Por outro lado, 73% dizem não conhecer Tebet e 58% dos eleitores não sabem quem é Leite, o que, em tese, abre uma pista para que suas imagens públicas sejam trabalhadas nos próximos meses, resultando eventualmente em subida nos gráficos de voto.
Na pesquisa espontânea, em que o entrevistado é questionado sobre o candidato em que irá votar, sem ser apresentado às listas de opções, também sobrevêm notícias frustrantes para a “nova via”.

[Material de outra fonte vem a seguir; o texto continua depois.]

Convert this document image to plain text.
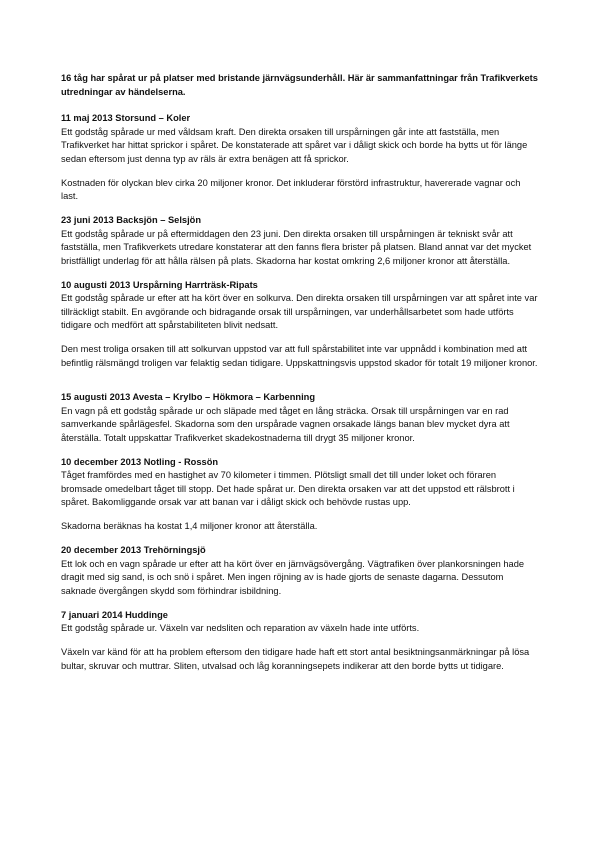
16 tåg har spårat ur på platser med bristande järnvägsunderhåll. Här är sammanfattningar från Trafikverkets utredningar av händelserna.

11 maj 2013 Storsund – Koler

Ett godståg spårade ur med våldsam kraft. Den direkta orsaken till urspårningen går inte att fastställa, men Trafikverket har hittat sprickor i spåret. De konstaterade att spåret var i dåligt skick och borde ha bytts ut för länge sedan eftersom just denna typ av räls är extra benägen att få sprickor.

Kostnaden för olyckan blev cirka 20 miljoner kronor. Det inkluderar förstörd infrastruktur, havererade vagnar och last.

23 juni 2013 Backsjön – Selsjön

Ett godståg spårade ur på eftermiddagen den 23 juni. Den direkta orsaken till urspårningen är tekniskt svår att fastställa, men Trafikverkets utredare konstaterar att den fanns flera brister på platsen. Bland annat var det mycket bristfälligt underlag för att hålla rälsen på plats. Skadorna har kostat omkring 2,6 miljoner kronor att återställa.

10 augusti 2013 Urspårning Harrträsk-Ripats

Ett godståg spårade ur efter att ha kört över en solkurva. Den direkta orsaken till urspårningen var att spåret inte var tillräckligt stabilt. En avgörande och bidragande orsak till urspårningen, var underhållsarbetet som hade utförts tidigare och medfört att spårstabiliteten blivit nedsatt.

Den mest troliga orsaken till att solkurvan uppstod var att full spårstabilitet inte var uppnådd i kombination med att befintlig rälsmängd troligen var felaktig sedan tidigare. Uppskattningsvis uppstod skador för totalt 19 miljoner kronor.

15 augusti 2013 Avesta – Krylbo – Hökmora – Karbenning

En vagn på ett godståg spårade ur och släpade med tåget en lång sträcka. Orsak till urspårningen var en rad samverkande spårlägesfel. Skadorna som den urspårade vagnen orsakade längs banan blev mycket dyra att återställa. Totalt uppskattar Trafikverket skadekostnaderna till drygt 35 miljoner kronor.

10 december 2013 Notling - Rossön

Tåget framfördes med en hastighet av 70 kilometer i timmen. Plötsligt small det till under loket och föraren bromsade omedelbart tåget till stopp. Det hade spårat ur. Den direkta orsaken var att det uppstod ett rälsbrott i spåret. Bakomliggande orsak var att banan var i dåligt skick och behövde rustas upp.

Skadorna beräknas ha kostat 1,4 miljoner kronor att återställa.

20 december 2013 Trehörningsjö

Ett lok och en vagn spårade ur efter att ha kört över en järnvägsövergång. Vägtrafiken över plankorsningen hade dragit med sig sand, is och snö i spåret. Men ingen röjning av is hade gjorts de senaste dagarna. Dessutom saknade övergången skydd som förhindrar isbildning.

7 januari 2014 Huddinge

Ett godståg spårade ur. Växeln var nedsliten och reparation av växeln hade inte utförts.

Växeln var känd för att ha problem eftersom den tidigare hade haft ett stort antal besiktningsanmärkningar på lösa bultar, skruvar och muttrar. Sliten, utvalsad och låg koranningsepets indikerar att den borde bytts ut tidigare.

Lula é citado por 30% e Bolsonaro, por 23%, muito à frente dos postulantes que aparecem a seguir no ranking, Ciro e Moro, ambos com 2%. Uma parcela de 3% dos entrevistados mencionou outros nomes, 8% afirmaram que marcarão nulo ou em branco e 32% falaram não saber em quem votar.
Ou seja, resta hoje um estrato em torno de um terço do eleitorado a ser disputado pelos que buscam se colocar como alternativa aos lulistas e bolsonaristas convictos.
Os números indicam uma consolidação das preferências imediatas pelos dois líderes políticos, em uma espécie de antecipação do segundo turno, que fica ainda mais notória quando levados em conta os patamares na pesquisa estimulada (com a exibição de nomes ao entrevistado).
Corroboram essa percepção os percentuais de nível de segurança sobre a escolha. Enquanto a maior parte dos eleitores de Lula (78%) e de Bolsonaro (80%) responde que está totalmente decidida a votar neles, a maioria dos que declaram voto na terceira via se diz disposta a rever a opção.
Entre os simpatizantes de Moro, 63% afirmam que seu voto ainda pode mudar. Entre os de Ciro, são 72%. Já entre os que cogitam ir de Doria, o percentual dos que admitem rever a decisão chega a 76%.
Outro argumento de que entusiastas desse campo alternativo lançam mão —e que foi balançado pela pesquisa— é o de que o eleitorado médio ainda está afastado do debate sobre a corrida presidencial e que o desenrolar da campanha, com propagandas e debates, favorecerá mudanças de conjuntura.
Não é, contudo, o que mostra o Datafolha. Segundo o levantamento, 45% dos entrevistados dizem que seu interesse na eleição para presidente é grande. Para efeito de comparação, esse grupo correspondia a 35% em agosto em 2018, bem mais perto da data da ida às urnas, das quais Bolsonaro saiu vencedor.